By
Heidi Stevens
Chicago Tribune |
Sep 11, 2019 | 8:51 AM
A few things happen when a high school swimmer wins her 100-meter freestyle heat and then has her
victory immediately yanked away by a referee who claims her school-issued swimsuit isn’t modest enough.
That girl’s life changes, forever, in a split-second.
That girl, and all the children watching, learn that some grown-ups aren’t the least bit interested in young people’s growth or physical health or emotional well-being or hard work or talents. They’re interested in flaunting their authority.
That girl, and all the children watching, learn that girls’ bodies, no matter what pursuit they happen to be engaged in, are sexual.
Let’s talk about that last one for a minute.
First, in case you missed the earlier headlines: Last Friday, a swimmer from Dimond High School in Anchorage, Alaska, won her heat, only to have a referee disqualify her for a “uniform violation.”

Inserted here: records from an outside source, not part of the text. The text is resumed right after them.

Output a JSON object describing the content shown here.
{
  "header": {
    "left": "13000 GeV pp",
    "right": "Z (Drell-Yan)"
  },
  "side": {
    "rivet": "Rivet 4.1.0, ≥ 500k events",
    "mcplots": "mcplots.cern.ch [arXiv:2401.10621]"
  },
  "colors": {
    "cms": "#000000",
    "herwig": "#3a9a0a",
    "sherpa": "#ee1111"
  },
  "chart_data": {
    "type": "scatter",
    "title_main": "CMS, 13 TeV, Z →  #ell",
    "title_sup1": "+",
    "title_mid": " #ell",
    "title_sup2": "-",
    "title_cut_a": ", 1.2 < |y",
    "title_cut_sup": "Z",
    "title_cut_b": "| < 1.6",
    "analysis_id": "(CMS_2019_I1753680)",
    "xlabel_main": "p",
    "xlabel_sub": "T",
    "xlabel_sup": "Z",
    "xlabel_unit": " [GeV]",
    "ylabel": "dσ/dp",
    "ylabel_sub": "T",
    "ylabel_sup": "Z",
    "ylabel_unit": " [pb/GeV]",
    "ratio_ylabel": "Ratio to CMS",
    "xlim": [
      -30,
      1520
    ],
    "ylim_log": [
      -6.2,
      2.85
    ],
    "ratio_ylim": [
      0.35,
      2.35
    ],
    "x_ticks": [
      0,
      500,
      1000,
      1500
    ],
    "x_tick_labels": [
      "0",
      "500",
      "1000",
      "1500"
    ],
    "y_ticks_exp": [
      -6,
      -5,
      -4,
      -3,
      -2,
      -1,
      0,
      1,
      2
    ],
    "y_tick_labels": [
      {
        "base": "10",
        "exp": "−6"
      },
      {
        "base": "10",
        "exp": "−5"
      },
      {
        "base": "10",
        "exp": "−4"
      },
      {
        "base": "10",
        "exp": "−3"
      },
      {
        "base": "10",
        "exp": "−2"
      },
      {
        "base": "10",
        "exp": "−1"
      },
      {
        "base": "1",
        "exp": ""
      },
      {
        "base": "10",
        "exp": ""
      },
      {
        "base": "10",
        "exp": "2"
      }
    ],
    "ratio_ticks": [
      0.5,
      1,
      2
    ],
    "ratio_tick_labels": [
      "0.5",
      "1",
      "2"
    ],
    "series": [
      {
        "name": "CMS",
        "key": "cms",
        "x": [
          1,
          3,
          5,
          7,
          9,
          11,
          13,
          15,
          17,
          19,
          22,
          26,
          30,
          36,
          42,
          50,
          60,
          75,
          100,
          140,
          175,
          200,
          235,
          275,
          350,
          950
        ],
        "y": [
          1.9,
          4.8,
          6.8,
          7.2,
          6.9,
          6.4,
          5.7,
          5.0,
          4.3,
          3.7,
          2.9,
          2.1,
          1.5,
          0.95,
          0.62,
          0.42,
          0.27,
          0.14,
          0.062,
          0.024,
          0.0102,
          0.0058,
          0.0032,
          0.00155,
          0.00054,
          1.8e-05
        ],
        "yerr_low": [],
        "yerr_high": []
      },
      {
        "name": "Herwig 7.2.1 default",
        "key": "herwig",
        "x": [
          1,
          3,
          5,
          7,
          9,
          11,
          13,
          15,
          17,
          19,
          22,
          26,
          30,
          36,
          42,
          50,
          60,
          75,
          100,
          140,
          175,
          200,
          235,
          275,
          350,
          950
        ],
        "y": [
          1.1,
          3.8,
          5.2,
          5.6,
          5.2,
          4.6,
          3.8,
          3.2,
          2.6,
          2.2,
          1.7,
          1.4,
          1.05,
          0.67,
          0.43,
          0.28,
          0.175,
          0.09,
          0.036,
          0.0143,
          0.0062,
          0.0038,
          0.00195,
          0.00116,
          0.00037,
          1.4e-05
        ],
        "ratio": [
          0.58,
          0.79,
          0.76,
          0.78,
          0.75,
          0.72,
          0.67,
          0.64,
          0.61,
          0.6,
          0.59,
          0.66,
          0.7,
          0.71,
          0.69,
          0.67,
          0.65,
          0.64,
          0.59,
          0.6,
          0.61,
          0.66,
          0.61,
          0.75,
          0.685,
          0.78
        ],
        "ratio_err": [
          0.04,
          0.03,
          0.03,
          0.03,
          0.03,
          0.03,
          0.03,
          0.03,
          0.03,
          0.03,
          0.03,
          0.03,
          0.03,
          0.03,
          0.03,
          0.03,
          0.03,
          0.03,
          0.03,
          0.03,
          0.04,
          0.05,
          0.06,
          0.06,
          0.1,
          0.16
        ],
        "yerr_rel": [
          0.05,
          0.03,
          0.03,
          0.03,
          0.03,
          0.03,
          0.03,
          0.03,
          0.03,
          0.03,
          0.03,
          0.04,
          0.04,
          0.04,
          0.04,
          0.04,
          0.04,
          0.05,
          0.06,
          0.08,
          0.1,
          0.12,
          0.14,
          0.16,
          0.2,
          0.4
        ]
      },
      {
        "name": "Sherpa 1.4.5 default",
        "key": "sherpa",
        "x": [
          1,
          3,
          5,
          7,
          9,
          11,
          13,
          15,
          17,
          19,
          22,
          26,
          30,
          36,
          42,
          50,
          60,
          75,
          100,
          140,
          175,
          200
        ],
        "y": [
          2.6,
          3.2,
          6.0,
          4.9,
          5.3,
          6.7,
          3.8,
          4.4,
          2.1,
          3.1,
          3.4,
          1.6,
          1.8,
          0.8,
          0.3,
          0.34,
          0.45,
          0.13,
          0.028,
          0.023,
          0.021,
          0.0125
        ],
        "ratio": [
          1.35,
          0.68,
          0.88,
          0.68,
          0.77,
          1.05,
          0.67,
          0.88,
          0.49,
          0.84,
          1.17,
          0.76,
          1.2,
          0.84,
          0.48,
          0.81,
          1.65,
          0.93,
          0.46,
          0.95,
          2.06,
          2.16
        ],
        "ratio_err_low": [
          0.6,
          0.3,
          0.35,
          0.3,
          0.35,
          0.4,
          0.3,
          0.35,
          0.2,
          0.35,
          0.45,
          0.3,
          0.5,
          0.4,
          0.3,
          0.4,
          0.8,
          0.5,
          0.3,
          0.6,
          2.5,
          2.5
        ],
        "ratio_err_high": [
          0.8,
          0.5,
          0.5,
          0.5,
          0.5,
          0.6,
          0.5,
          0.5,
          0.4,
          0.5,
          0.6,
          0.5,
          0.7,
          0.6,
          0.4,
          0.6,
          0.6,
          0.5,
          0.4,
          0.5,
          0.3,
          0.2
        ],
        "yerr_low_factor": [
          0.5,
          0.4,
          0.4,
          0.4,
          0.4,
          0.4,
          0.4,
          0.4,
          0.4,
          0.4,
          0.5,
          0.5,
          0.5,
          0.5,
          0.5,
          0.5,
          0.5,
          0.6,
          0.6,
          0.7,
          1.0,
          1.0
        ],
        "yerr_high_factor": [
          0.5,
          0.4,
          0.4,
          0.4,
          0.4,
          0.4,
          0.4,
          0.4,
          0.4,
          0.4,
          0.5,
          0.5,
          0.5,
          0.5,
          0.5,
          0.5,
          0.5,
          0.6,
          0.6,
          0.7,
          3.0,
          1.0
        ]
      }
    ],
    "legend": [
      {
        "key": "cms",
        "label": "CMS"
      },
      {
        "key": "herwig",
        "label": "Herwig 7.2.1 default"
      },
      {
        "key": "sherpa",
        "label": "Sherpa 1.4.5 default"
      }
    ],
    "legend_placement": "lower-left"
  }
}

Annette Rohde, an official working the meet,
told the Anchorage Daily News that the referee said the bottom of the girl’s standard, school-issued, same-as-her-teammates swimsuit “was so far up I could see butt cheek touching butt cheek.”
Lauren Langford, a swim coach at a neighboring high school, brought widespread attention to the issue with a
Medium post the following day.
“I’ve watched this scandal divide my swimming community,” Langford wrote. “It has caused my own athletes to be needlessly self-conscious about the appearance of their bodies, which preoccupies them just as much, if not more, than the quality of their performances. What’s clear is that these girls’ bodies are being policed — not their uniforms.”
The referee’s call also smacked of discrimination, Langford wrote.
“These young swimmers aren’t being punished for wearing their suits in scandalous or provocative ways, but rather, because their ample hips, full chests, and dark complexions look different than their willowy, thin, and mostly pallid teammates,” she wrote.
On Tuesday, the Anchorage School District called the disqualification “heavy-handed and unnecessary.”
“The Anchorage School District has concluded that our swimmer was targeted based solely on how a standard, school-issued uniform happened to fit the shape of her body,” the district
announced. “We cannot tolerate discrimination of any kind, and certainly not based on body shape.”
The district appealed the ruling to the Alaska School Activities Association and asked the organization to reverse the disqualification, return all points to the team, decertify the referee who made the call and suspend the rule dictating suit coverage, “as it is ambiguous and allows the potential for bias to influence officials’ decisions.”
By Wednesday morning, an NBC affiliate in Anchorage reported that the girl’s
disqualification was reversed.
Good. But the story doesn’t end there.
The story doesn’t end until incidents like this stop popping up every few weeks, in elementary schools and middle schools and high schools and college campuses around the nation. Incidents in which girls are going about their lives —
sitting in class,
sitting in church, competing in their chosen sport — and a creepy, overzealous adult decides there’s something a little too tempting, a little too showy, a little too sexy happening.
When is a girl simply learning chemistry? Or hanging out with her friends? Or running/swimming/tumbling/volleyballing her heart out? When is a girl just walking through the world, not the least bit interested in attracting the male gaze?
Never, in the minds of some grown-ups, like this swim ref, who view female bodies, first and foremost, as sexual.
Reversing that disqualification was the right thing to do. But it doesn’t begin to undo the damage inflicted and the unfortunate lessons learned for that swimmer and her teammates and all the girls watching this story unfold.
We don’t do this to boys. We don’t worry that their skin-tight football pants are immodest and lust-inducing. We don’t fret that their shoulders show in their basketball jerseys. We don’t see their bare chests near a pool (or at a beach or a Cubs game or an outdoor concert, for that matter) and scurry into a panic.
Is the double-standard rooted in some desire to protect girls from the
Larry Nassars and the Jeffrey Epsteins of the world? Is it a tacit acknowledgment that we’ve not done enough, will continue to not do enough, to believe girls and protect girls from monsters? Are we telling girls they better cover up because creeps are all around us, watching, ready to pounce, even in their school hallways and team doctors’ offices and who knows where else?
I’d rather we police the creeps than the girls’ bodies. I’d rather we reinforce, over and over, quietly and loudly, at home and at school and at swim meets and everywhere else girls are trying to live their lives, that their bodies are not the problem.
That their bodies, are, in fact, the solution. Because they’re filled with power and strength and the ability to take up space and scream out loud — in victory, in fear, in celebration, in support of their peers. And eventually, maybe, hopefully, we will focus on what their bodies are accomplishing and what their voices are saying and we’ll shut up already about their clothing.
I long for that day. Maybe the ref’s call getting overturned is a sign that we’re heading there.